The bar for the AI ecosystem to get models running is git clone + <20 lines of P...

Const-me · on July 26, 2023

> undercut Nvidia so deeply that it makes sense for the big players to hire a team

At least for some use cases, I think that has already happened. nVidia forbids using GeForce GPUs in data centers (in the EULA of the drivers), AMD allows that. Cost efficiency difference between AMD high-end desktop GPUs, and nVidia GPUs which they allow to deploy in data centers, is about an order of magnitude now. For example, L40 card costs $8000-9000, and delivers performance similar to $1000 AMD RX 7900 XTX.
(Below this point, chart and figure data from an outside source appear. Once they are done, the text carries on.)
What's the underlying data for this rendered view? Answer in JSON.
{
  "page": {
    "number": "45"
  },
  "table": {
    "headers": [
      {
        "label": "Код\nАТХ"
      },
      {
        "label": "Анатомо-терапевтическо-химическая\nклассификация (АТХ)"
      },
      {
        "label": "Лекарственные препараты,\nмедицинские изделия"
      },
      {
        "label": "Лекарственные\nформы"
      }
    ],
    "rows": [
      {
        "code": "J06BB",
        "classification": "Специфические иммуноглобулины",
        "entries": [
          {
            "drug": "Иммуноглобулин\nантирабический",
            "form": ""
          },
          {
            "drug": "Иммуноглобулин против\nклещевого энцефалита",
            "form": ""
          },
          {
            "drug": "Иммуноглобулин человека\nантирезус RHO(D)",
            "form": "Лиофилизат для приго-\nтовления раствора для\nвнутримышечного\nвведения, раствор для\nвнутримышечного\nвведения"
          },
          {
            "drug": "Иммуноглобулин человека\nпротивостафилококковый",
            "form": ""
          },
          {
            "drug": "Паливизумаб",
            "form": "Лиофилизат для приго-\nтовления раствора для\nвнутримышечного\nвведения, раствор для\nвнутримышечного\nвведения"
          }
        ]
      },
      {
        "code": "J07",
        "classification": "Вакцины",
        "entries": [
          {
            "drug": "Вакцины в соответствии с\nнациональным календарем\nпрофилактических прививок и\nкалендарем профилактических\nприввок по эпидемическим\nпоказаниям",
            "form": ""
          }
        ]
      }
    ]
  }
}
For this reason, companies which run large models at scale are spending ridiculous amount of money on compute costs, often by renting nVidia’s data center targeted GPUs from IAAS providers. OpenAI’s CEO once described compute costs of running ChatGPT as “eye watering”.

For companies like OpenAI, I think investing money in development of vendor-agnostic ML libraries makes a lot of sense in terms of ROI.

mrguyorama · on July 26, 2023

But you can't run most models on the consumer AMD GPUs, so even though AMD "allows" it, nobody except supercomputer clusters uses AMD GPUs for compute, because all the expensive data scientists you hired will bitch and moan until you get them something they can just run standard CUDA stuff on.

Const-me · on July 26, 2023

> expensive data scientists

Different people estimate compute costs of ChatGPT to be between $100k and $700k per day. Compared to these numbers, data scientists aren't that expensive.

> just run standard CUDA stuff

I doubt data scientists have skills to write CUDA, or any other low-level GPGPU code. It's relatively hard to do, and takes years of software development experience to become proficient.

Pretty sure most of these people only capable of using higher-level libraries like TensorFlow and PyTorch. For this reason, I don't think these data scientists need or care about standard CUDA stuff, they only need another backend to these Python libraries. Which is much easier problem to solve.

And one more thing. It could be that most of ChatGPT costs are unrelated to data scientists, and caused by end users running inference. In that case, the data scientists won't even notice, because they will continue using these CUDA GPUs to develop new versions of their models.